Autre argument en défaveur de Lancelot: en tombant, la victime a brisé sa montre qui s’est arrêtée à 8h23, exactement deux minutes avant l’arrivée de la police. Personne n’a donc eu le temps matériel de sortir de la pièce. Selon le commissaire Seldon, le colonel, entré dans le bureau pour une raison quelconque, a surpris Lancelot la main dans le sac, en train de voler le collier de sa mère.

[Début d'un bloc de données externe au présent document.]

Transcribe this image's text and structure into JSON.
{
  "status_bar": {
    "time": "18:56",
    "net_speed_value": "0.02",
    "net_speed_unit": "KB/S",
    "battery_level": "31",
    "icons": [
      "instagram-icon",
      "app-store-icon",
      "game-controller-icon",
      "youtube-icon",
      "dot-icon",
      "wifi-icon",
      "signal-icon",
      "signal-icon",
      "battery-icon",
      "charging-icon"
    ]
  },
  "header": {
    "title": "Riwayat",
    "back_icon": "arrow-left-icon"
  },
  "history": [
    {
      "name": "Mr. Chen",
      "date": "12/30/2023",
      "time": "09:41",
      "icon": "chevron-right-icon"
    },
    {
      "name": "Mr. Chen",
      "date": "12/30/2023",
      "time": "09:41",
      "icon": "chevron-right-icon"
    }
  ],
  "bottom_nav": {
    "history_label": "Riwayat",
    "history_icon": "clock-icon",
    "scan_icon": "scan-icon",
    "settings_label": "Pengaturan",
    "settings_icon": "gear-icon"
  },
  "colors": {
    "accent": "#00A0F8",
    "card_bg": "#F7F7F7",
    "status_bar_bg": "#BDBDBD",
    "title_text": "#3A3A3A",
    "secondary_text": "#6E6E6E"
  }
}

Mais Eléanor, bien que figurant parmi les suspects, est bien déterminée, avec l’aide de Clifford, à prouver l’innocence de son ami, et la sienne par la même occasion. Lady Swift se demande si le colonel, homme particulièrement antipathique et doué pour se créer des ennemis, n’aurait pas été tué par vengeance.
Les personnages:
- Eléanor Swift: jeune veuve de 29 ans, aventurière, esprit libre; déterminée, indépendante, un rien têtue, anticonformiste et intrépide, pleine de ressources; riche héritière qui parcourait le monde à la recherche de nouveaux itinéraires pour une agence de voyages.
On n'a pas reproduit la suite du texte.